"Jan. 1.—Roberta was born and the coals came in."
When Roberta was first shown to her papa by the nurse, he was in despair and ran and shut himself up in his studio, and, I believe, almost wept. He feared he had brought a monster into the world. He had always thought that female babies were born with large blue eyes framed with long lashes, a beautiful complexion of the lily and the rose, and their shining, flaxen curls already parted in the middle. And this little bald, wrinkled, dark-red, howling lump of humanity all but made him ill. But soon the doctor came and knocked at the door, and said:
"I congratulate you, old fellow, on having produced the most magnificent little she I ever saw in my life—bar none; she might be shown for money."
And it turned out that this was not the coarse, unfeeling chaff poor Barty took it for at first, but the pure and simple truth.
So, my blessed Roberta, pride of your silly old godfather's heart and apple of his eye, mother of Cupid and Ganymede and Aurora and the infant Hercules, think of your poor young father weeping in solitude at the first sight of you, because you were so hideous in his eyes!
You were not so in mine. Next day—you had improved, no doubt—I took you in my arms and thought well of you, especially your little hands that were very prehensile, and your little feet turned in, with rosy toes and little pink nails like shiny gems; and I was complimented by Mrs.

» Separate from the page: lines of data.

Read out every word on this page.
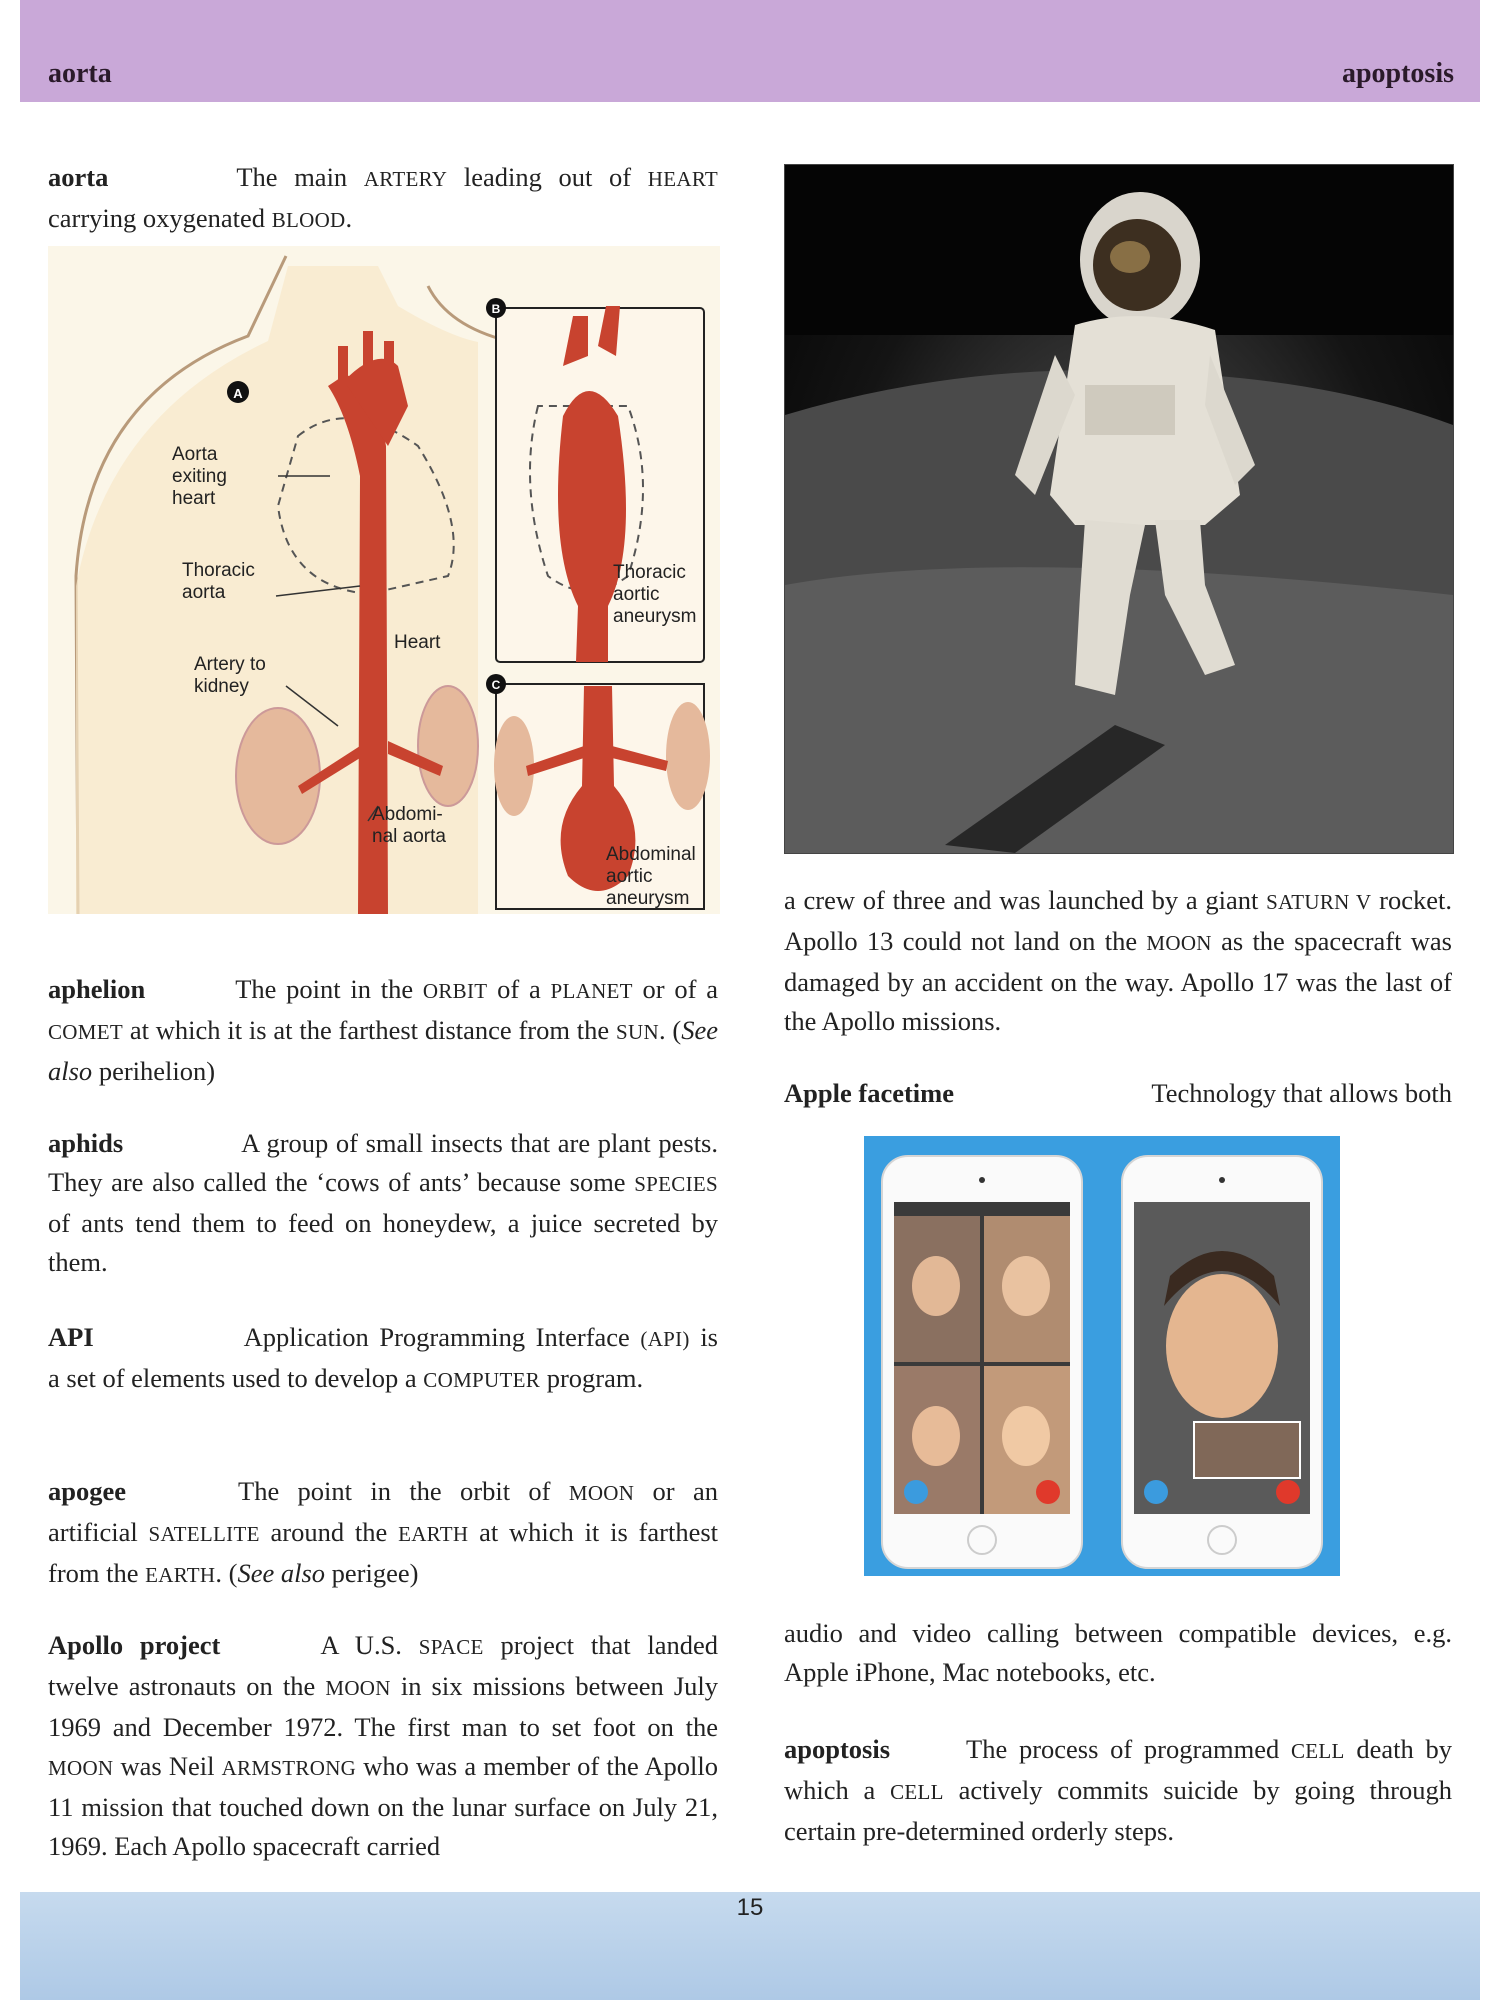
aorta	apoptosis
15

aorta	The main ARTERY leading out of HEART carrying oxygenated BLOOD.

A
Aorta
exiting
heart
Thoracic
aorta
Heart
Artery to
kidney
Abdomi-
nal aorta
Thoracic
aortic
aneurysm
B
Abdominal
aortic
aneurysm
C

aphelion	The point in the ORBIT of a PLANET or of a COMET at which it is at the farthest distance from the SUN. (See also perihelion)

aphids	A group of small insects that are plant pests. They are also called the ‘cows of ants’ because some SPECIES of ants tend them to feed on honeydew, a juice secreted by them.

API	Application Programming Interface (API) is a set of elements used to develop a COMPUTER program.

apogee	The point in the orbit of MOON or an artificial SATELLITE around the EARTH at which it is farthest from the EARTH. (See also perigee)

Apollo project	A U.S. SPACE project that landed twelve astronauts on the MOON in six missions between July 1969 and December 1972. The first man to set foot on the MOON was Neil ARMSTRONG who was a member of the Apollo 11 mission that touched down on the lunar surface on July 21, 1969. Each Apollo spacecraft carried

a crew of three and was launched by a giant SATURN V rocket. Apollo 13 could not land on the MOON as the spacecraft was damaged by an accident on the way. Apollo 17 was the last of the Apollo missions.

Apple facetime	Technology that allows both

audio and video calling between compatible devices, e.g. Apple iPhone, Mac notebooks, etc.

apoptosis	The process of programmed CELL death by which a CELL actively commits suicide by going through certain pre-determined orderly steps.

Jones on the skill with which I dandled you. I have dandled your sons and daughters, Roberta, and may I live to dandle theirs!
So then Barty dried his tears, if he really shed them—and he swears he did—and went and sat by his wife's bedside, and felt unutterably, as I believe all good men do under similar circumstances; and lo!—proh!—to his wonderment and delight, in the middle of it all, the sense of the north came back like a tide, like an overwhelming avalanche. He declared he all but fainted in the double ineffability of his bliss.
That night he arranged by his bedside writing materials chosen with extra care, and before he went to bed he looked out of window at the stars, and filled his lungs with the clean, frozen, virtuous air of Bloomsbury, and whispered a most passionate invocation to Martia, and implored her forgiveness, and went to sleep hugging the thought of her to his manly breast, now widowed for quite a month to come.
Next morning there was a long letter in bold, vigorous Blaze:
"My more than ever beloved Barty,—It is for me to implore pardon, not for you! Your first-born is proof enough to me how right you were in letting your own instinct guide you in the choice of a wife.